As you’ve probably inferred, the book itself is must-buy. For starters, the subject matter is oft neglected, but vital; the Rhone Valley is widely regarded as possessing the best price to quality ratio of any region in the world and some knowledge is nice. Unlike the author’s recent forays into coffee table books, this work is all meat. Parker provides explanations of the major regions and producers, some faux-vintage maps, tasting notes, and a little history, personal and oenological. No, he does not write like Clive Coates, far more sanitized, yet, Parker succeeds in packing a tremendous amount of information into the volume without turning his diction too flowery or resorting to an excess of charts and numbers. The work is great for looking up specific details or reading, not reading straight through; in short, it’s a “bathroom book.” On the other end of the spectrum…

On Noble Rot

Echikson’s book is the gastronomical equivalent of an airport novel; the writing is easy to process and the substance is, well, unsubstantial. The work did have some pedagogical value. However, the piece on French wines was constructed like a California wine: excruciatingly engineered and formulaic, not to mention devoid of soul. The author presents a jumble of historical facts on Bordeaux, but fails to build a compelling narrative, and any reader with a modicum of background knowledge finds themselves patronized by the insertion of metaphorical sugar into the juice. The writing attempts to straddle a fine introductory line, but ultimately, it is far more Dr. Seuss than Ogden Nash.

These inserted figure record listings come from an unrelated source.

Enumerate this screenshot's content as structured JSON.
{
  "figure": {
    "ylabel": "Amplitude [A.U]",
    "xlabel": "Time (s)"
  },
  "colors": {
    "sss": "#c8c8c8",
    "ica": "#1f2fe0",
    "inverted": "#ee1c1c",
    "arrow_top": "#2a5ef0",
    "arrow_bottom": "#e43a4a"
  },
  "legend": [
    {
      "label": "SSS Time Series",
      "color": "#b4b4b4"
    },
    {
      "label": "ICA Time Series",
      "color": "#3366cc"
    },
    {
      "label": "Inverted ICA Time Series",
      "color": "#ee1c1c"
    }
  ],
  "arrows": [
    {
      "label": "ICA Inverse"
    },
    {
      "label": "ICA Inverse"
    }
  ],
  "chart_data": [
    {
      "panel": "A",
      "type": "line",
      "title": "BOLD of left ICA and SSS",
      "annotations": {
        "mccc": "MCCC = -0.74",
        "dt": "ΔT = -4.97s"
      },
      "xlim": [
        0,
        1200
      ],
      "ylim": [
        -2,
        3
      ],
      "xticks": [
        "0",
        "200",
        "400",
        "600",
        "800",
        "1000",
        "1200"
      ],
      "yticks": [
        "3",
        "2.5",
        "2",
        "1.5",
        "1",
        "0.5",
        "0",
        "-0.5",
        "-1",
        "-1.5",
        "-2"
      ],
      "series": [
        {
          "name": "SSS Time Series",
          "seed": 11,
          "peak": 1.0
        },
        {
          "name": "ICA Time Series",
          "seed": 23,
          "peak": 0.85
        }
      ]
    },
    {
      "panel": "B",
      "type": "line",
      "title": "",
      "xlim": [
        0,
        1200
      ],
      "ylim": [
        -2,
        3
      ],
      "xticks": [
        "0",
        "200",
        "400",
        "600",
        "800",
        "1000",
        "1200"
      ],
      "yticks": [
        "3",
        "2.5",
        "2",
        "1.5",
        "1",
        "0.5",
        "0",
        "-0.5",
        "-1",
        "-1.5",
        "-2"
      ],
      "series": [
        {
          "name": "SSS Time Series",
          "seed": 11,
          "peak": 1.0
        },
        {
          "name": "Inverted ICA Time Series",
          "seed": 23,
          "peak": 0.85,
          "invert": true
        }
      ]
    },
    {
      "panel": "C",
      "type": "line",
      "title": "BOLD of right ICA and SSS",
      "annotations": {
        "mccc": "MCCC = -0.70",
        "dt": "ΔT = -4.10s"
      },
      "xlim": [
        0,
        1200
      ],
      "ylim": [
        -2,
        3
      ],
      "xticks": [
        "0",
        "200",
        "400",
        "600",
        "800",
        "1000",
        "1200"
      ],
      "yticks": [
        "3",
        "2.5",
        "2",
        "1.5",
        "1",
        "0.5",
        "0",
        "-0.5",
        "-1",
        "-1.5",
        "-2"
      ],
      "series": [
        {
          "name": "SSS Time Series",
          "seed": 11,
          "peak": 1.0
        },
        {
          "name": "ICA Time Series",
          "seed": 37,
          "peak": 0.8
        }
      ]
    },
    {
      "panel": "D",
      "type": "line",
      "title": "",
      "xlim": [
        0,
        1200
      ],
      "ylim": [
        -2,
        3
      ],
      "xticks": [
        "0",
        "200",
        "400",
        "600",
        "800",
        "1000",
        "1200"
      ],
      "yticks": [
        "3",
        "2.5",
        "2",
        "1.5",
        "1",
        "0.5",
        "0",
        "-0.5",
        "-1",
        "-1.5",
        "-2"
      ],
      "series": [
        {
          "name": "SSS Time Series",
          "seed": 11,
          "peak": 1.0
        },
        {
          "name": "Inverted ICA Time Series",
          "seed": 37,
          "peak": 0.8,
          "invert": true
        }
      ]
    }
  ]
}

That said, reading said story was not some sort of Manichean struggle, and I did enjoy parts, particularly the following two factoid/quotes…

- The first known review of Bordeaux was found amongst the voluminous diaries of Samuel Pepys. After a night at London’s Royal Oak Tavern in 1622, he wrote, “Drank a sort of French wine called Ho Bryan [sic] that hath a good and most particular taste that I ever met with.”

- When Le Monde criticized for Yquem’s medieval (literally!) practices, i.e. employment through a system that involved all workers living on the estate and issuing checks to the family, as opposes to the individual, scion, Count Alexandre de Lur-Saluces “Rural society permits social relations that would escape the understanding of Parisian journalists.” (Echikson also notes that the family advocated the restoration of the Bourbon Monarchy well past the Second World War!)